2022 M03 14
En France, 69% des morts sur la route et 80% des morts par overdose sont des hommes. Faut-il y voir un lien entre la masculinité et les conduites à risques ? Pour les chercheurs Sylvie Ayral et Yves Raibaud, co-auteurs de l’ouvrage La Fabrique des Garçons (2011), ce sont en effet des conséquences visibles d’une éducation masculine, encore trop centrée sur l’agressivité et la compétition ainsi que sur des modèles “d’hommes virils” qui, de John Wayne à Sylvester Stallone, en passant par Marlon Brando et Bruce Willis, n’affichent jamais leurs faiblesses et sont presque toujours immortels.
Afficher ses faiblesses, c’est un autre stéréotype de genre qu’on accorde plus volontiers aux femmes. Mais contrairement aux idées reçues, c’est justement ce qui les rend plus fortes et leur permet de mieux vivre leurs difficultés. Un constat que pointent aujourd’hui plusieurs études, que reprend notamment la philosophe Olivia Gazalé dans son ouvrage Le mythe de la virilité (2017), soulignant que “les hommes ne semblent pas réaliser que beaucoup de leurs problèmes viennent des archétypes de ce modèle unique du surhomme qui aboutit à une décompensation”. Et donc à des comportements risqués.
Une décompensation loin d’être anodine car, aujourd’hui en France, le taux de suicide masculin est 3 fois plus élevé que le taux de suicide des femmes. Un constat similaire en Grande-Bretagne où le suicide est également la première cause de mortalité masculine avant 34 ans. Des chiffres que l’on retrouve également en Australie et au Canada.
Les hommes sont 3 fois plus exposés que les femmes au risque de burn-out
Après deux ans de crise sanitaire, une récente étude réalisée par OpinionWay pour le cabinet Empreinte Humaine, a mis des chiffres concrets sur l’augmentation de la détresse psychologique au travail. Le burn-out toucherait aujourd’hui une part édifiante de la population française : 2,5 millions de personnes.

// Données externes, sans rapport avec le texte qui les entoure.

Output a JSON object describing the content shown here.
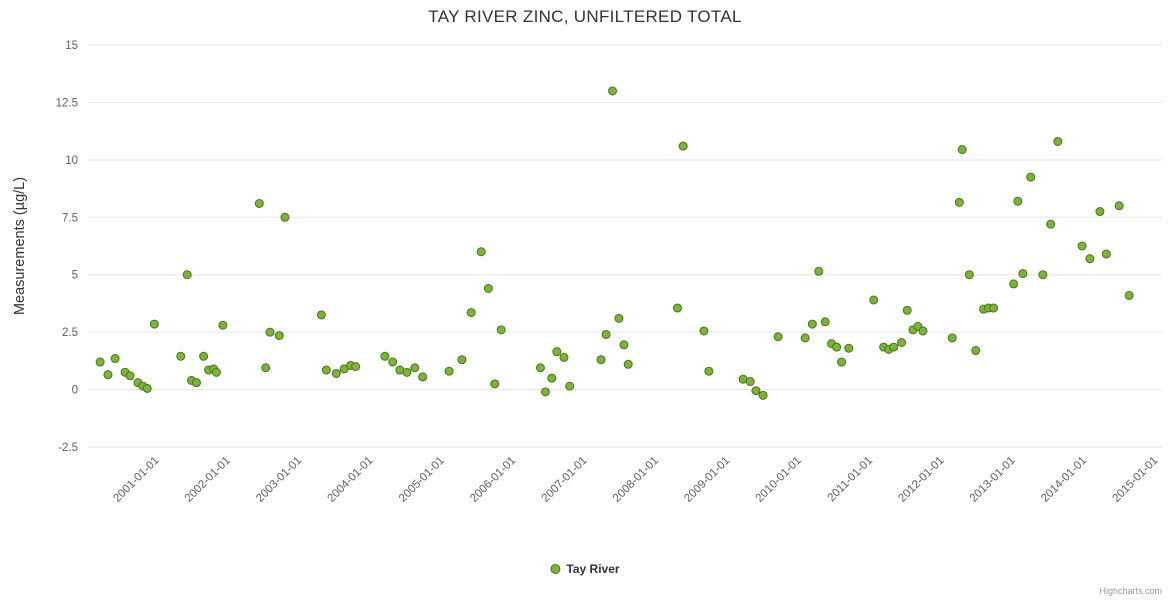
{
  "title": "TAY RIVER ZINC, UNFILTERED TOTAL",
  "legend": {
    "label": "Tay River"
  },
  "credits": "Highcharts.com",
  "colors": {
    "grid": "#e6e6e6",
    "tick_label": "#606060",
    "axis_title": "#333333",
    "title": "#333333",
    "point_fill": "#7cb33a",
    "point_stroke": "#4a7519"
  },
  "chart_data": {
    "type": "scatter",
    "title": "TAY RIVER ZINC, UNFILTERED TOTAL",
    "xlabel": "",
    "ylabel": "Measurements (µg/L)",
    "ylim": [
      -2.5,
      15
    ],
    "yticks": [
      -2.5,
      0,
      2.5,
      5,
      7.5,
      10,
      12.5,
      15
    ],
    "xlim": [
      2000,
      2015.05
    ],
    "xticks": [
      [
        2001,
        "2001-01-01"
      ],
      [
        2002,
        "2002-01-01"
      ],
      [
        2003,
        "2003-01-01"
      ],
      [
        2004,
        "2004-01-01"
      ],
      [
        2005,
        "2005-01-01"
      ],
      [
        2006,
        "2006-01-01"
      ],
      [
        2007,
        "2007-01-01"
      ],
      [
        2008,
        "2008-01-01"
      ],
      [
        2009,
        "2009-01-01"
      ],
      [
        2010,
        "2010-01-01"
      ],
      [
        2011,
        "2011-01-01"
      ],
      [
        2012,
        "2012-01-01"
      ],
      [
        2013,
        "2013-01-01"
      ],
      [
        2014,
        "2014-01-01"
      ],
      [
        2015,
        "2015-01-01"
      ]
    ],
    "grid": "horizontal",
    "legend_position": "bottom-center",
    "series": [
      {
        "name": "Tay River",
        "color": "#7cb33a",
        "border_color": "#4a7519",
        "points": [
          [
            2000.17,
            1.2
          ],
          [
            2000.28,
            0.65
          ],
          [
            2000.38,
            1.35
          ],
          [
            2000.52,
            0.75
          ],
          [
            2000.59,
            0.6
          ],
          [
            2000.7,
            0.3
          ],
          [
            2000.77,
            0.15
          ],
          [
            2000.83,
            0.05
          ],
          [
            2000.93,
            2.85
          ],
          [
            2001.3,
            1.45
          ],
          [
            2001.39,
            5.0
          ],
          [
            2001.45,
            0.4
          ],
          [
            2001.52,
            0.3
          ],
          [
            2001.62,
            1.45
          ],
          [
            2001.69,
            0.85
          ],
          [
            2001.76,
            0.9
          ],
          [
            2001.8,
            0.75
          ],
          [
            2001.89,
            2.8
          ],
          [
            2002.4,
            8.1
          ],
          [
            2002.49,
            0.95
          ],
          [
            2002.55,
            2.5
          ],
          [
            2002.68,
            2.35
          ],
          [
            2002.76,
            7.5
          ],
          [
            2003.27,
            3.25
          ],
          [
            2003.34,
            0.85
          ],
          [
            2003.48,
            0.7
          ],
          [
            2003.59,
            0.9
          ],
          [
            2003.68,
            1.05
          ],
          [
            2003.75,
            1.0
          ],
          [
            2004.16,
            1.45
          ],
          [
            2004.27,
            1.2
          ],
          [
            2004.37,
            0.85
          ],
          [
            2004.47,
            0.75
          ],
          [
            2004.58,
            0.95
          ],
          [
            2004.69,
            0.55
          ],
          [
            2005.06,
            0.8
          ],
          [
            2005.24,
            1.3
          ],
          [
            2005.37,
            3.35
          ],
          [
            2005.51,
            6.0
          ],
          [
            2005.61,
            4.4
          ],
          [
            2005.7,
            0.25
          ],
          [
            2005.79,
            2.6
          ],
          [
            2006.34,
            0.95
          ],
          [
            2006.41,
            -0.1
          ],
          [
            2006.5,
            0.5
          ],
          [
            2006.57,
            1.65
          ],
          [
            2006.67,
            1.4
          ],
          [
            2006.75,
            0.15
          ],
          [
            2007.19,
            1.3
          ],
          [
            2007.26,
            2.4
          ],
          [
            2007.35,
            13.0
          ],
          [
            2007.44,
            3.1
          ],
          [
            2007.51,
            1.95
          ],
          [
            2007.57,
            1.1
          ],
          [
            2008.26,
            3.55
          ],
          [
            2008.34,
            10.6
          ],
          [
            2008.63,
            2.55
          ],
          [
            2008.7,
            0.8
          ],
          [
            2009.18,
            0.45
          ],
          [
            2009.28,
            0.35
          ],
          [
            2009.36,
            -0.05
          ],
          [
            2009.46,
            -0.25
          ],
          [
            2009.67,
            2.3
          ],
          [
            2010.05,
            2.25
          ],
          [
            2010.15,
            2.85
          ],
          [
            2010.24,
            5.15
          ],
          [
            2010.33,
            2.95
          ],
          [
            2010.42,
            2.0
          ],
          [
            2010.49,
            1.85
          ],
          [
            2010.56,
            1.2
          ],
          [
            2010.66,
            1.8
          ],
          [
            2011.01,
            3.9
          ],
          [
            2011.15,
            1.85
          ],
          [
            2011.22,
            1.75
          ],
          [
            2011.29,
            1.85
          ],
          [
            2011.4,
            2.05
          ],
          [
            2011.48,
            3.45
          ],
          [
            2011.56,
            2.6
          ],
          [
            2011.63,
            2.75
          ],
          [
            2011.7,
            2.55
          ],
          [
            2012.11,
            2.25
          ],
          [
            2012.21,
            8.15
          ],
          [
            2012.25,
            10.45
          ],
          [
            2012.35,
            5.0
          ],
          [
            2012.44,
            1.7
          ],
          [
            2012.55,
            3.5
          ],
          [
            2012.62,
            3.55
          ],
          [
            2012.69,
            3.55
          ],
          [
            2012.97,
            4.6
          ],
          [
            2013.03,
            8.2
          ],
          [
            2013.1,
            5.05
          ],
          [
            2013.21,
            9.25
          ],
          [
            2013.38,
            5.0
          ],
          [
            2013.49,
            7.2
          ],
          [
            2013.59,
            10.8
          ],
          [
            2013.93,
            6.25
          ],
          [
            2014.04,
            5.7
          ],
          [
            2014.18,
            7.75
          ],
          [
            2014.27,
            5.9
          ],
          [
            2014.45,
            8.0
          ],
          [
            2014.59,
            4.1
          ]
        ]
      }
    ]
  }
}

Et là aussi, ce sont bien les hommes qui sont majoritaires dans cette situation, comptant pour 53% du total. Un chiffre qui confirme donc que le burn-out touche davantage la population masculine… bien que de nombreux clichés jugent encore ce phénomène comme “plutôt féminin”.
La différence, c’est que, dans la majorité des cas, le burn-out masculin est un burn-out silencieux, car ils sont beaucoup moins enclins à l’avouer et le rendre public. “Quand les hommes rencontrent des difficultés, au travail ou ailleurs, ils ont moins tendance à en parler” explique ainsi l’enseignant américain John Malesic dans une tribune publiée par le New-York Times. Alors, faudrait-il voir davantage Bruce Willis chez le psy dans ces prochains films pour permettre aux garçons d’avouer leurs difficultés ?
Il semblerait que oui. En tout cas, une étude canadienne publiée récemment montrait par exemple que les hommes sont globalement deux fois plus nombreux que les femmes à n'avoir personne à qui se confier en cas de problème dans leur vie. Un vrai paradoxe quand on sait que le modèle masculin est souvent construit sur la base de l’homme fort qui est socialement très entouré.